Commercial application

Chapman says the deficiency in the system is on the female side. His ultimate goal, he says, is to test all replacement heifers, eventually building a cow herd with every animal rated for tenderness and marbling. For now though, he says the technology is too expensive for wider use. “If we could get the price down to where commercial producers could use it in their herds, we could make some rapid changes,” he says.
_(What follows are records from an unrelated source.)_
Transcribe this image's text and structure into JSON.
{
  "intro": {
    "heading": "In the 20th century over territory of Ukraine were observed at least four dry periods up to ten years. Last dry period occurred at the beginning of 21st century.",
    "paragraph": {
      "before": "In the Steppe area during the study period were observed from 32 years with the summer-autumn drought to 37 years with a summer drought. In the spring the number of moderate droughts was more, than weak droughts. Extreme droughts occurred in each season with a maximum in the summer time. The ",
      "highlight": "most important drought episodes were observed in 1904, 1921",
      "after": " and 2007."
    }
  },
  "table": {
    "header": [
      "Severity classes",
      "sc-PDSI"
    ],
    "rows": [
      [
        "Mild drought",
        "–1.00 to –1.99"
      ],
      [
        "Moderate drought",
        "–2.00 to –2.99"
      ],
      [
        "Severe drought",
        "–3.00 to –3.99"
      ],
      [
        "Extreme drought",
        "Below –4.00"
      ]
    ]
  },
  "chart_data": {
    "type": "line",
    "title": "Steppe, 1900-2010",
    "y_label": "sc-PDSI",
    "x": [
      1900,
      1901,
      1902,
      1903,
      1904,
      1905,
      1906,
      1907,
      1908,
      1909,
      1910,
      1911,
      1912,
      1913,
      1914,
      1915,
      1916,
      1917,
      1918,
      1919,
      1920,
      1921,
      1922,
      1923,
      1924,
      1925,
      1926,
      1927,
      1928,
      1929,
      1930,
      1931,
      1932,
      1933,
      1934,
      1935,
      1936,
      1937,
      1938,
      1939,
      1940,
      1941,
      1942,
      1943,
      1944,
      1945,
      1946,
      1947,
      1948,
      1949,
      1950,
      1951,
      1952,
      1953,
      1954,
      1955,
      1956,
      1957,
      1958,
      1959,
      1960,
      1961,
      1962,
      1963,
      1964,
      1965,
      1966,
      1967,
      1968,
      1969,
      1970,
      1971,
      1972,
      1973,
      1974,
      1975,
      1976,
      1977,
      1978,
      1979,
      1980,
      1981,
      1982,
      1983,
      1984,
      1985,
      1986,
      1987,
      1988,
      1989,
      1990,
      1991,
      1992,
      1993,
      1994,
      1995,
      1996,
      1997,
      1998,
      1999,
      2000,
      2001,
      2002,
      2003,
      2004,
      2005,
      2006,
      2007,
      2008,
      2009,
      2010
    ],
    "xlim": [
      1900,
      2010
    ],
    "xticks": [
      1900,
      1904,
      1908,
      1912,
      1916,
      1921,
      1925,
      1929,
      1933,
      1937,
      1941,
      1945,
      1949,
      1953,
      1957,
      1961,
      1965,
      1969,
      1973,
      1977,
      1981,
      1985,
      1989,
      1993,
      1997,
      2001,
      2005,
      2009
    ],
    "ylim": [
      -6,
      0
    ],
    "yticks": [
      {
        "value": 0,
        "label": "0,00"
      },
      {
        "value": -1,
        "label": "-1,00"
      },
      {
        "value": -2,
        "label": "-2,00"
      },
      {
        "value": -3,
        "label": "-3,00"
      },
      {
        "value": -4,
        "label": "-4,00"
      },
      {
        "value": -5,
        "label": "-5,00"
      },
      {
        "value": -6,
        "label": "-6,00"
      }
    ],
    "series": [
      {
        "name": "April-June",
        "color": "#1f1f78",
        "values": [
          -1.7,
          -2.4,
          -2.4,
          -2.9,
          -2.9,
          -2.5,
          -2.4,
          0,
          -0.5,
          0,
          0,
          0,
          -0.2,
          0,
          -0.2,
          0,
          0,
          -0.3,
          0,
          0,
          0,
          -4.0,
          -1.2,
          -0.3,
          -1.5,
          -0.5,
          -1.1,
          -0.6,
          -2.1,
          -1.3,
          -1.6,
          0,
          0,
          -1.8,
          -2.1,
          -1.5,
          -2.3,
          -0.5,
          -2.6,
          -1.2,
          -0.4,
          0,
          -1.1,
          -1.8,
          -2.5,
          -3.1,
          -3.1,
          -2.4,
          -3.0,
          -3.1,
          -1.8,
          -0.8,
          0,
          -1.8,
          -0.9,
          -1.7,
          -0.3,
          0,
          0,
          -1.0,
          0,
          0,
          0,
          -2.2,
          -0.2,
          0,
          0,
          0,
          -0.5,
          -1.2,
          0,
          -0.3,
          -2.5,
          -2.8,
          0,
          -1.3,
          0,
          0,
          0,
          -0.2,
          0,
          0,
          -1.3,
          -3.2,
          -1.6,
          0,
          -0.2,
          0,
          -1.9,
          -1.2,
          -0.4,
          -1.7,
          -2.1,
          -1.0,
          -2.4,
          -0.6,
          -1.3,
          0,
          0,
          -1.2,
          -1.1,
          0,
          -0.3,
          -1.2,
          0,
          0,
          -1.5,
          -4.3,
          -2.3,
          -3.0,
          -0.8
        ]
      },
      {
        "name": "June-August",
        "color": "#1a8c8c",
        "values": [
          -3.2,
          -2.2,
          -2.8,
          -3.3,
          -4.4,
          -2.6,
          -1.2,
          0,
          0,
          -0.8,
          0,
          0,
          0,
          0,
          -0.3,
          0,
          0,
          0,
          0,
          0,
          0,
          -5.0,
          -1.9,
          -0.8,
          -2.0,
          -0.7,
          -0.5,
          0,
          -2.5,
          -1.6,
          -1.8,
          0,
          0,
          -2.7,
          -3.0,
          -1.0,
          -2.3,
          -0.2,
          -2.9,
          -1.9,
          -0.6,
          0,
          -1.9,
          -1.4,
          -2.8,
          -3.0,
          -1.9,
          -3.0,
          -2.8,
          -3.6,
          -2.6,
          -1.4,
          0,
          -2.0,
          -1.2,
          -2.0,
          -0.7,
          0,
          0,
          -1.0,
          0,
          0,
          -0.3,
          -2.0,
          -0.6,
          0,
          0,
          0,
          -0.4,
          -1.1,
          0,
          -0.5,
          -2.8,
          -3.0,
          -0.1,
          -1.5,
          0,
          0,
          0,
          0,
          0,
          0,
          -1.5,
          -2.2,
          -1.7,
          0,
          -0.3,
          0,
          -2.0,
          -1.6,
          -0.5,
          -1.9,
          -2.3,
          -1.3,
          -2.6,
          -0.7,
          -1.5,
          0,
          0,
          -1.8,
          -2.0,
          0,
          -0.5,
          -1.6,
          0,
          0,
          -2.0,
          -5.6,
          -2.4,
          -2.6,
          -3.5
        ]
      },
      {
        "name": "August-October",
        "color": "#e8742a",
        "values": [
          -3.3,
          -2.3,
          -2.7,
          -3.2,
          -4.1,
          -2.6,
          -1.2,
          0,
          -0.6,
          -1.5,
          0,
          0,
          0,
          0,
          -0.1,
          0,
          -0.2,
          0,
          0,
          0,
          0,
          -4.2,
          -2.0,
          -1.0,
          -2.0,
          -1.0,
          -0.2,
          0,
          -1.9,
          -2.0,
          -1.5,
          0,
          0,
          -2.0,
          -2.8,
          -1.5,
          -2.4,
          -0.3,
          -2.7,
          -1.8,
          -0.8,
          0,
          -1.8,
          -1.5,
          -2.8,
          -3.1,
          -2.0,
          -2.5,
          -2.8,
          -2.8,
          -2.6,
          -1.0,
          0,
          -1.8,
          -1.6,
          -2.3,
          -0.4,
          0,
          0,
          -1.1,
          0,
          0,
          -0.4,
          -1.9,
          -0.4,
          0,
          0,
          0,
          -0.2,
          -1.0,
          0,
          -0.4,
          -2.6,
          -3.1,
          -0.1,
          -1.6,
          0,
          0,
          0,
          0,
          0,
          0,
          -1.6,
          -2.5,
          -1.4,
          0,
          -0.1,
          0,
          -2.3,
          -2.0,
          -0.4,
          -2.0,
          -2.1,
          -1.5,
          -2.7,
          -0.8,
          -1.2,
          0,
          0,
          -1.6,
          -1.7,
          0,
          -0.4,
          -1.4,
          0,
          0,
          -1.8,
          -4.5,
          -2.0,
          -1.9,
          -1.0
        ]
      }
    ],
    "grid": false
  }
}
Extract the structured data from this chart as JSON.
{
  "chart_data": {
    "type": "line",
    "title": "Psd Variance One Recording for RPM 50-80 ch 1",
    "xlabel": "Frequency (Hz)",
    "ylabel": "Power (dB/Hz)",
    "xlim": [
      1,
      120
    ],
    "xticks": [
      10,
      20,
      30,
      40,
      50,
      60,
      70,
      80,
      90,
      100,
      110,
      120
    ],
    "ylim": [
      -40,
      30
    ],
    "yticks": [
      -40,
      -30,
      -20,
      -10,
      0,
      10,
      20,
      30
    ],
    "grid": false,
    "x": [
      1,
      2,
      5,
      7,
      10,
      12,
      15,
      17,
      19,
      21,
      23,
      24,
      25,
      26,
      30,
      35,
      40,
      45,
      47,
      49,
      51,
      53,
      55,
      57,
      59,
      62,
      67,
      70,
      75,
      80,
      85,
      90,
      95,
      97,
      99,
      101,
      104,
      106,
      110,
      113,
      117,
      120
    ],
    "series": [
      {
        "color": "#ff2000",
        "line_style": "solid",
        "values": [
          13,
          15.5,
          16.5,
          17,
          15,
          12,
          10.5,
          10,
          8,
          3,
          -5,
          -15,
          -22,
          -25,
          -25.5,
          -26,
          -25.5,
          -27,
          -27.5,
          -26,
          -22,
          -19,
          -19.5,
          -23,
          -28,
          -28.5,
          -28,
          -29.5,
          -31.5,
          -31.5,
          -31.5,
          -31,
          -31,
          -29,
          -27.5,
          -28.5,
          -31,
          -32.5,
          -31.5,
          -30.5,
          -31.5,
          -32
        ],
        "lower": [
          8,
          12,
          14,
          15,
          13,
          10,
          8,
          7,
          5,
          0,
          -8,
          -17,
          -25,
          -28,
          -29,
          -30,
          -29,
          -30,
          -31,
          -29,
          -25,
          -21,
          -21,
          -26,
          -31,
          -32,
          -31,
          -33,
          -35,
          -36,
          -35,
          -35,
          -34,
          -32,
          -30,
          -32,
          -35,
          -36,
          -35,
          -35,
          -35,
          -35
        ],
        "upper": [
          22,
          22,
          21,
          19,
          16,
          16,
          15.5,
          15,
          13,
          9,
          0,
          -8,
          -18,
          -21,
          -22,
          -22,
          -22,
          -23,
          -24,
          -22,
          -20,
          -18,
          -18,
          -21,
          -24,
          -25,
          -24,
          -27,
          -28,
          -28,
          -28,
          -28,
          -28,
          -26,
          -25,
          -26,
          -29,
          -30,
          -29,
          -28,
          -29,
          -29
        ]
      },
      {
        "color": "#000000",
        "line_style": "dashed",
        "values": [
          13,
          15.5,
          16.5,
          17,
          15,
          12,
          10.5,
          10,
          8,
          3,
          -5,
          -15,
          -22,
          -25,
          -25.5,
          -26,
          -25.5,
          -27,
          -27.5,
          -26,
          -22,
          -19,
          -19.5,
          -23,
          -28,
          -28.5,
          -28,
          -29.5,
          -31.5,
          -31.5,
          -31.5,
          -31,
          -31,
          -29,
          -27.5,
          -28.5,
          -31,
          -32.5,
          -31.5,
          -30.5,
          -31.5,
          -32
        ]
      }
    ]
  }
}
One seedstock operation that is working to help commercial producers incorporate genetic markers into their selection process is Parker Ranch, a registered Angus operation in southwest Oklahoma. Last year, the Parkers tested their herd sires, donor cows and all the bulls they sold in their Oct. 8 production sale, using the Igenity profile, which includes genetic markers for tenderness, marbling, quality grade, back fat, yield grade, ribeye area, hot carcass weight and coat color.

“We feel an obligation to provide customers with as much information as possible,” Eddie Parker says, “and that led to the decision to offer the DNA testing. We have used ultrasound to evaluate carcass traits for years, along with EPDs, so this is just one more tool.”

Parker believes genetic improvement toward more consistently tender beef represents a great opportunity for the beef industry. Parker Ranch now lists Igenity tenderness scores in its sale catalog, and 60 percent of the bulls rank 7 or better on the 10-point scale.

Along with providing the information to their customers, the Parkers introduced a cost-sharing program for commercial producers, offering to cover 20 percent of the cost of profiling up to 25 females for each bull a customer purchased at their fall sale.

At this stage, Parker says the market has not fully recognized the added value of calves from tested herds, but he believes that will change. His customers who buy tested bulls today tend to believe that by the time the progeny of those bulls reach the market, premiums will be there.

One such customer, Leddy Lewis, Covered S Ranch, Snyder, Texas, purchased 13 bulls at this year’s sale, using their DNA profiles as part of the selection process. Lewis uses Angus and Hereford in his crossbred herd and raises his own heifers for replacements. So he also worked with the Parkers and Igenity to test all 300 of his heifer calves.

“I have the outside of my cows just the way I want,” he says. “They’re the right size, good keepers, good mothers, good legs. But I can’t tell by looking at them how good the inside is.”

 Carcass information on calves has been hard to come by through feeders and packers, he says, so DNA testing is a way to get at least a peek under the skin. Lewis says he has a great deal of trust in the Parkers and the EPDs they provide on their bulls, and he sees the additional DNA information as a tool to help stay in step with the industry.

Lewis says generations of selection for production traits have built a cow herd that produces a 98 percent calf crop with excellent maternal abilities. That uniformity, though, makes it difficult to select replacement heifers. Lewis believes virtually any of his heifer calves would make good cows, so DNA testing gives him one more selection tool.

Based on the DNA profile last year, he kept the heifers with the best scores for tenderness, marbling and yield grade. He says having the DNA profiles also helped him sell the remaining 200 heifers at a premium price, and the buyer plans to raise them as replacements rather than feeder cattle.

By testing half his calf crop, Lewis says he also gets a better idea of the genetic makeup of his steers. He eventually plans to begin retaining ownership of his steer calves through feeding, and hopes to sell them into a market that rewards carcass merit. “It’s not many years from now,” he says, “when a good carcass will be worth a lot more money.”